I spent part of a “nearly summer-like” Sunday putting up Christmas decorations last weekend, so it’s time to talk about some holiday season workers’ compensation topics.
More falls when you fallback? If you are like me, you probably feel a little off the Monday after a time change. But does feeling a little off lead to more work injuries or accidents?. Studies say that while losing an hour of sleep during the spring ahead leads to more injuries, falling back in the fall doesn’t lead to more injuries. Experts believe this is because the fallback means people don’t lose sleep. (Parents of young children and pets may beg to differ about an extra hour of sleep)
But studies also indicate that more car accidents take place at sunset and more take place in the autumn than in the spring. I will often travel to points in central and western Nebraska from Lincoln during afternoon and night hours. I am glad I don’t have any road trips planned this week.
Holiday job injuries – While statistics may not bear out a correlation between the fall time change and work injuries, statistics do show new employees are more vulnerable to work injuries. During the holidays many people take on holiday jobs.
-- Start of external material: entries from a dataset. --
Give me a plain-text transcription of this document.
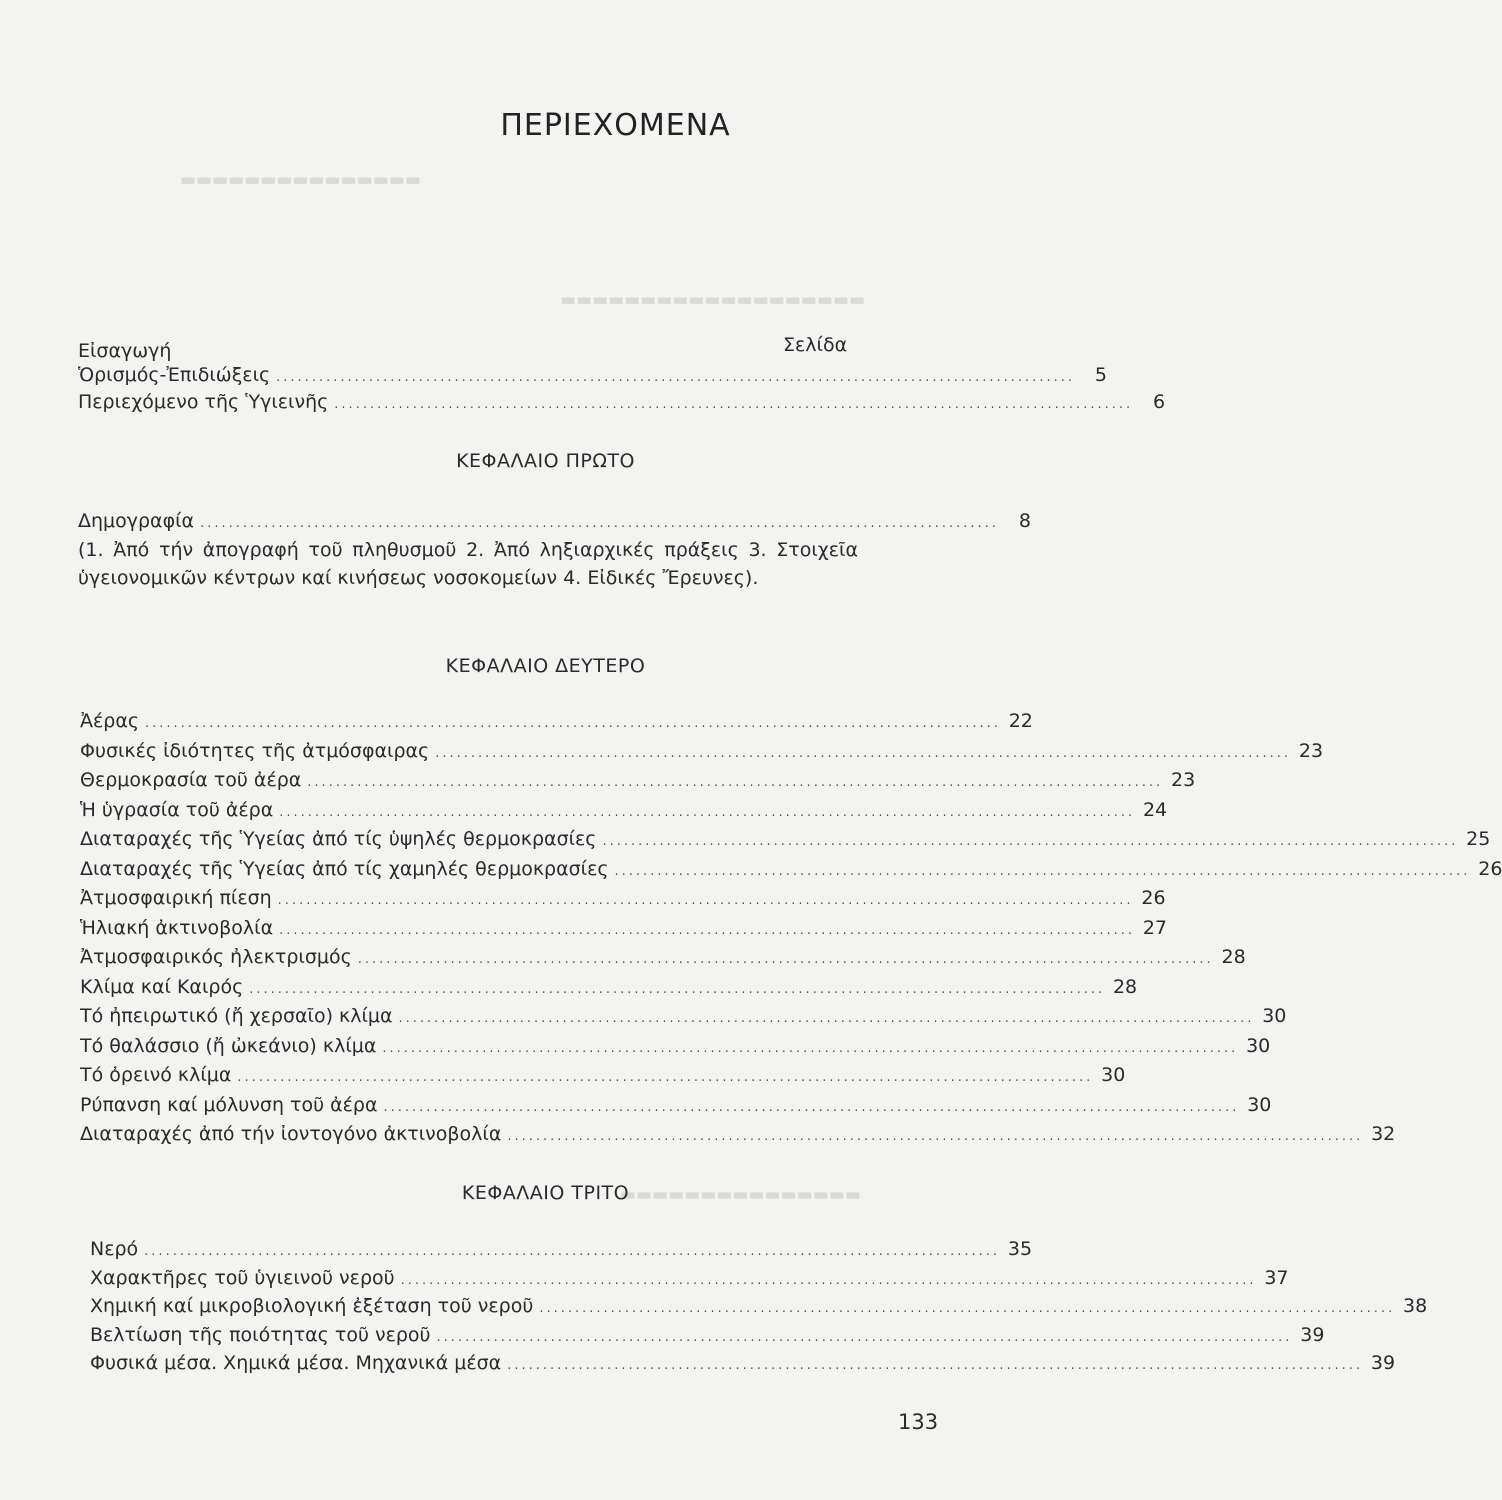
▬▬▬▬▬▬▬▬▬▬▬▬▬▬▬
▬▬▬▬▬▬▬▬▬▬▬▬▬▬▬▬▬▬▬
▬▬▬▬▬▬▬▬▬▬▬▬▬▬▬
ΠΕΡΙΕΧΟΜΕΝΑ
Σελίδα
Εἰσαγωγή
Ὁρισμός-Ἐπιδιώξεις ................................................................................................................	5
Περιεχόμενο τῆς Ὑγιεινῆς ................................................................................................................	6
ΚΕΦΑΛΑΙΟ ΠΡΩΤΟ
Δημογραφία ................................................................................................................	8
(1. Ἀπό τήν ἀπογραφή τοῦ πληθυσμοῦ 2. Ἀπό ληξιαρχικές πράξεις 3. Στοιχεῖα ὑγειονομικῶν κέντρων καί κινήσεως νοσοκομείων 4. Εἰδικές Ἔρευνες).
ΚΕΦΑΛΑΙΟ ΔΕΥΤΕΡΟ
Ἀέρας ........................................................................................................................ 22
Φυσικές ἰδιότητες τῆς ἀτμόσφαιρας ........................................................................................................................ 23
Θερμοκρασία τοῦ ἀέρα ........................................................................................................................ 23
Ἡ ὑγρασία τοῦ ἀέρα ........................................................................................................................ 24
Διαταραχές τῆς Ὑγείας ἀπό τίς ὑψηλές θερμοκρασίες ........................................................................................................................ 25
Διαταραχές τῆς Ὑγείας ἀπό τίς χαμηλές θερμοκρασίες ........................................................................................................................ 26
Ἀτμοσφαιρική πίεση ........................................................................................................................ 26
Ἡλιακή ἀκτινοβολία ........................................................................................................................ 27
Ἀτμοσφαιρικός ἠλεκτρισμός ........................................................................................................................ 28
Κλίμα καί Καιρός ........................................................................................................................ 28
Τό ἠπειρωτικό (ἤ χερσαῖο) κλίμα ........................................................................................................................ 30
Τό θαλάσσιο (ἤ ὠκεάνιο) κλίμα ........................................................................................................................ 30
Τό ὀρεινό κλίμα ........................................................................................................................ 30
Ρύπανση καί μόλυνση τοῦ ἀέρα ........................................................................................................................ 30
Διαταραχές ἀπό τήν ἰοντογόνο ἀκτινοβολία ........................................................................................................................ 32
ΚΕΦΑΛΑΙΟ ΤΡΙΤΟ
Νερό ........................................................................................................................ 35
Χαρακτῆρες τοῦ ὑγιεινοῦ νεροῦ ........................................................................................................................ 37
Χημική καί μικροβιολογική ἐξέταση τοῦ νεροῦ ........................................................................................................................ 38
Βελτίωση τῆς ποιότητας τοῦ νεροῦ ........................................................................................................................ 39
Φυσικά μέσα. Χημικά μέσα. Μηχανικά μέσα ........................................................................................................................ 39
133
Holiday jobs are increasingly delivery and warehousing jobs that have a higher injury rate than traditional retail jobs. So in short, many workers may be more vulnerable to work injuries over the holiday season. Unfortunately, workers hurt doing a part-time or second job are limited to disability benefits based on those wages rather than on any income loss at their main or full-time job.
Voluntold workers – I saw and heard my first Salvation Army bell ringer today. Last year I wrote about how The Salvation Army partners with insurers and employers to employ injured workers as “volunteer” bell ringers. These assignments are particularly popular with employers that lack light or alternative duty programs.
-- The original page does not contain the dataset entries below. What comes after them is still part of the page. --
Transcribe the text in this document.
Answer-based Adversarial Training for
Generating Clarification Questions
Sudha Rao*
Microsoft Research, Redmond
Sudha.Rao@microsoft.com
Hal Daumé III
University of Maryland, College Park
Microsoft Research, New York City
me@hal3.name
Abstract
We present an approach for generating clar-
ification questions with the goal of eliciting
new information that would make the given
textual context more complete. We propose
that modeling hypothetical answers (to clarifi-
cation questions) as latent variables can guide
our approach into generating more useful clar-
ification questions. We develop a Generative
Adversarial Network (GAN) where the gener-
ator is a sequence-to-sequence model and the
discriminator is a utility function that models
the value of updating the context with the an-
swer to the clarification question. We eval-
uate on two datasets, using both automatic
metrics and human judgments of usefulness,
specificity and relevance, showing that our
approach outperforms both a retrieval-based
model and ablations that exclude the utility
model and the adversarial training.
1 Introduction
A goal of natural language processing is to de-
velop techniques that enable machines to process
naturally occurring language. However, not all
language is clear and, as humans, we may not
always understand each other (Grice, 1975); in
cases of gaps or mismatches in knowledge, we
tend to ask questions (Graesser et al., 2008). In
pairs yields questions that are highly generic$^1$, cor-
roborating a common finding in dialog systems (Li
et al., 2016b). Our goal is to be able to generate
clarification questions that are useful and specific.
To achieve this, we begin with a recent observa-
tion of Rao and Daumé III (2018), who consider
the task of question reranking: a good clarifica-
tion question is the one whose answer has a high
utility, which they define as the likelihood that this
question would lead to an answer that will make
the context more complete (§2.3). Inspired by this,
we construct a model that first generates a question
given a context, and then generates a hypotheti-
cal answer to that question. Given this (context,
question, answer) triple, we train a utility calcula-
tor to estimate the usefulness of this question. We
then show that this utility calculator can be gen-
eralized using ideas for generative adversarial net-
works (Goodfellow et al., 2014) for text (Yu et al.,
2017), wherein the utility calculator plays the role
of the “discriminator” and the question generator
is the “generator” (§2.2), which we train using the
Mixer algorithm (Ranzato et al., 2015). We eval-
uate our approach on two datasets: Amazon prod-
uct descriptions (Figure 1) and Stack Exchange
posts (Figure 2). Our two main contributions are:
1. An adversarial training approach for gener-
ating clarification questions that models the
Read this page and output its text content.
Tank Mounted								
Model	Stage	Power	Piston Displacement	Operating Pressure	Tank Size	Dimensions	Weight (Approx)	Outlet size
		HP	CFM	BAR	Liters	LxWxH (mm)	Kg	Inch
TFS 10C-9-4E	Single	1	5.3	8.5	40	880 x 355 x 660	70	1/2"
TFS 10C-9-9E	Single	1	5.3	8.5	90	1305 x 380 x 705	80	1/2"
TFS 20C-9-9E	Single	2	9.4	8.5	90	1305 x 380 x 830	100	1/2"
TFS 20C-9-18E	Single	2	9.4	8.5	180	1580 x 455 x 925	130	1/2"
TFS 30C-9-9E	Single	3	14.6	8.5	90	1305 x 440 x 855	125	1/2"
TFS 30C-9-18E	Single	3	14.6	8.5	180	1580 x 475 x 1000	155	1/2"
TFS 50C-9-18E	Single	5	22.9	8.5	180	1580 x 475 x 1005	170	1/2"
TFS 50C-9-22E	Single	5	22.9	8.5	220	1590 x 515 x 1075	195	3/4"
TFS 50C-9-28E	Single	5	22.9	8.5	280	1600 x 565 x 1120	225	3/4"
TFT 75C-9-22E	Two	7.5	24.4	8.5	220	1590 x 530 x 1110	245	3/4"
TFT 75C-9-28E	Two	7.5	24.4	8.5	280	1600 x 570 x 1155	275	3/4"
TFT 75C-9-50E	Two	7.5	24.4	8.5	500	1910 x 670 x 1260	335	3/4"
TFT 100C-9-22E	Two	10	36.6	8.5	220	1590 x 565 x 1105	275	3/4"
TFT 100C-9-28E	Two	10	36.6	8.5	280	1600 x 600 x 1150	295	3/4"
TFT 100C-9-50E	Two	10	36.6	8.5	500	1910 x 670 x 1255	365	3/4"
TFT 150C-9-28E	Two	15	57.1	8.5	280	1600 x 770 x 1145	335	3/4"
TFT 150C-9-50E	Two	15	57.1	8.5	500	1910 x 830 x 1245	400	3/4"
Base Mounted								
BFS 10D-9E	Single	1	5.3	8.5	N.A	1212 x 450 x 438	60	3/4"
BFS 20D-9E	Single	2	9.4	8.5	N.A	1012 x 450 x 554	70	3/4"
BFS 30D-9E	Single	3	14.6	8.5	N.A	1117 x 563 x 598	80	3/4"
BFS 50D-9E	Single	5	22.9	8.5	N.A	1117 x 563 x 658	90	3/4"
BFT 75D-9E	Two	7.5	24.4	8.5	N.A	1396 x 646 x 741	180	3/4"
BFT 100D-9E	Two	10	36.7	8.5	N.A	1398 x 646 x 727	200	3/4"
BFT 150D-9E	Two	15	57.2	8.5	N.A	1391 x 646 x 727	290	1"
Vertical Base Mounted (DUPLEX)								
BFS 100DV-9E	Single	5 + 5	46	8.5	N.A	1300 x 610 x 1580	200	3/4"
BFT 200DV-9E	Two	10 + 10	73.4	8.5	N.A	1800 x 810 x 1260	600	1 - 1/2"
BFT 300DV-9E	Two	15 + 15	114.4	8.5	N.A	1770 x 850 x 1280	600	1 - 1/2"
I would imagine that these programs could become more popular due to business concerns over alleged labor shortages. If you can’t find workers to do jobs, you can always try coercing injured workers with the prospect of losing their workers’ compensation benefits and their job for refusing a volunteer assignment.
I went off on these arrangements last year. In short, their benefits are oversold and they create lots of practical problems for injured employees. They also re-enforce the power imbalance between injured workers and employers.